Vielleicht kam inzwischen Verwunderung auf, warum oben in einem Foto das Menü zensiert war oder nur zwei der Drinknamen dort stehen. Das Himitsu legt Wert auf ein gewisses, intimes Flair und bittet daher auch Gäste beispielsweise, die Karte nicht zu fotografieren. Hier geht es mehr um die konkreten Zutaten in jedem Drink, die Cocktails selbst und die Bar darf gerne fotografiert werden.
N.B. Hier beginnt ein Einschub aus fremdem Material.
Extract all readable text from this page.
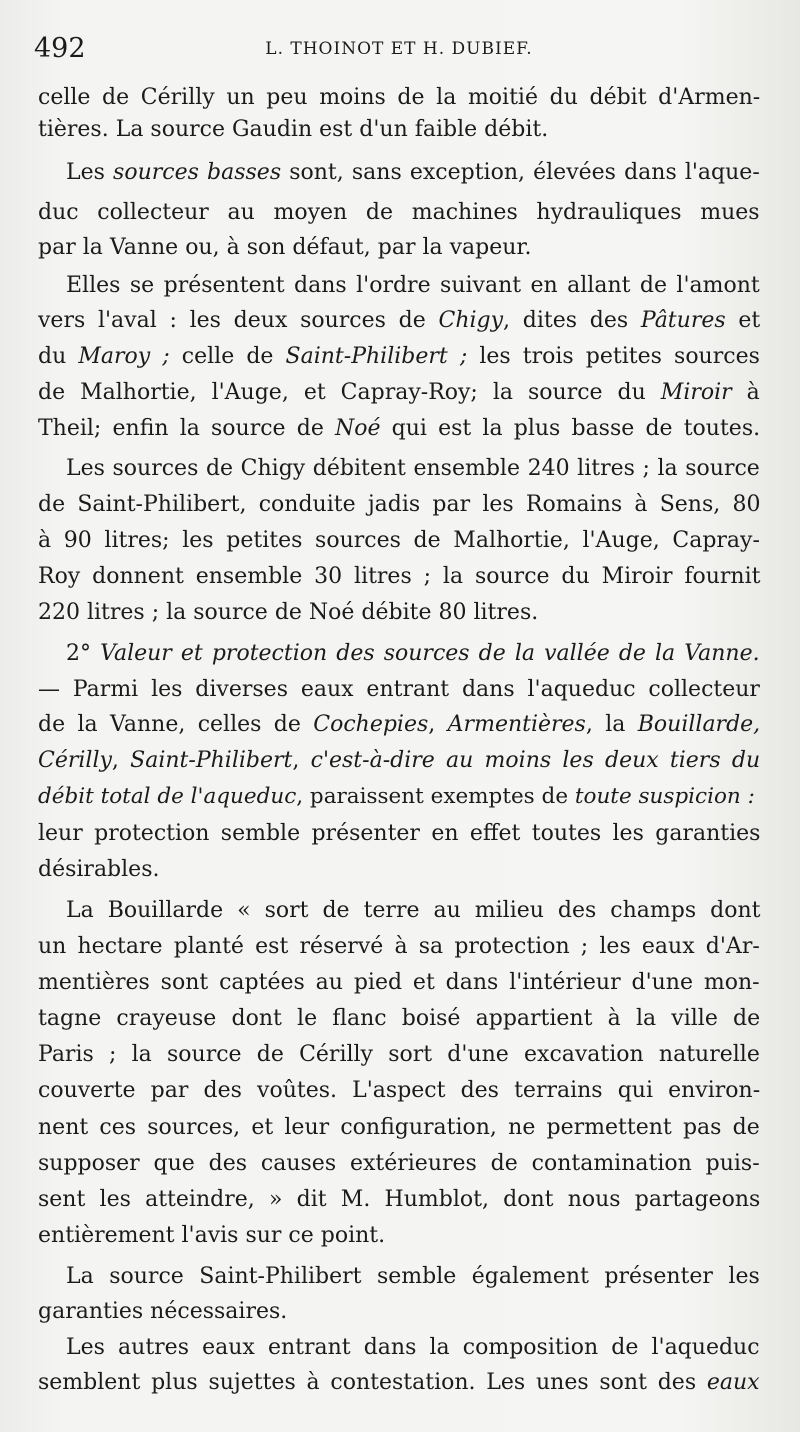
492	L. THOINOT ET H. DUBIEF.
celle de Cérilly un peu moins de la moitié du débit d'Armen-
tières. La source Gaudin est d'un faible débit.
Les sources basses sont, sans exception, élevées dans l'aque-
duc collecteur au moyen de machines hydrauliques mues
par la Vanne ou, à son défaut, par la vapeur.
Elles se présentent dans l'ordre suivant en allant de l'amont
vers l'aval : les deux sources de Chigy, dites des Pâtures et
du Maroy ; celle de Saint-Philibert ; les trois petites sources
de Malhortie, l'Auge, et Capray-Roy; la source du Miroir à
Theil; enfin la source de Noé qui est la plus basse de toutes.
Les sources de Chigy débitent ensemble 240 litres ; la source
de Saint-Philibert, conduite jadis par les Romains à Sens, 80
à 90 litres; les petites sources de Malhortie, l'Auge, Capray-
Roy donnent ensemble 30 litres ; la source du Miroir fournit
220 litres ; la source de Noé débite 80 litres.
2° Valeur et protection des sources de la vallée de la Vanne.
— Parmi les diverses eaux entrant dans l'aqueduc collecteur
de la Vanne, celles de Cochepies, Armentières, la Bouillarde,
Cérilly, Saint-Philibert, c'est-à-dire au moins les deux tiers du
débit total de l'aqueduc, paraissent exemptes de toute suspicion :
leur protection semble présenter en effet toutes les garanties
désirables.
La Bouillarde « sort de terre au milieu des champs dont
un hectare planté est réservé à sa protection ; les eaux d'Ar-
mentières sont captées au pied et dans l'intérieur d'une mon-
tagne crayeuse dont le flanc boisé appartient à la ville de
Paris ; la source de Cérilly sort d'une excavation naturelle
couverte par des voûtes. L'aspect des terrains qui environ-
nent ces sources, et leur configuration, ne permettent pas de
supposer que des causes extérieures de contamination puis-
sent les atteindre, » dit M. Humblot, dont nous partageons
entièrement l'avis sur ce point.
La source Saint-Philibert semble également présenter les
garanties nécessaires.
Les autres eaux entrant dans la composition de l'aqueduc
semblent plus sujettes à contestation. Les unes sont des eaux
Das respektieren wir natürlich und finden es durchaus eine valide und nette, zum Speakeasy-Thema passende Herangehensweise, auch die Bitte wird sehr respektvoll vermittelt. Daher teilen wir hier nur die zwei Rezepte, die bereits auf ihrem Instagram gepublished wurden – glücklicherweise die zwei besseren des Abends – und besprechen alle Drinks zusammen.
Der easy Aperitif-Style Kankitsurui gab mir eine gewisse Hoffnung für den Einstieg. Ein netter, aromatischer Foam, für einen Fino-based Drink trotzdem mit schönem Körper und durchaus Aromenfülle, kam er zitrussig, floral und trocken-seidig daher. Die Aromenkombination ist jetzt nichts Neues, wurde hier aber durchaus gut umgesetzt, Umeshu kam nicht sonderlich heraus, wurde aber auch nicht zu sehr vermisst.

Der andere – mir noch mehr als John gefallende – Drink war der Haus-Negroni. Der auch als Insel-Sake bezeichnete Awamori gibt dem Negroni-Template einen leichteren, seidigen Körper. Die Yomogi-Note fehlte mir ein wenig im Geschmack und hätte gerade aufgrund ihrer Kräutrigkeit und dem eben etwas fehlenden Biss (für einen Negroni) gerne etwas kräftiger sein können. Ohne das Campari-Pulver funktionierte der Drink nur halbwegs als sehr smoother, runder, japanisch inspirierter Negroni. Nimmt man das Pulver wirklich beim Trinken intensiv mit auf, hat es den Drink in der Tat nochmal auf eine neue Stufe gehoben und mich dann doch zufrieden zurückgelassen. Die trockene Bitterkeit mit etwas Pop fehlte mir zuvor, auch als nicht der größte Negroni-Fan.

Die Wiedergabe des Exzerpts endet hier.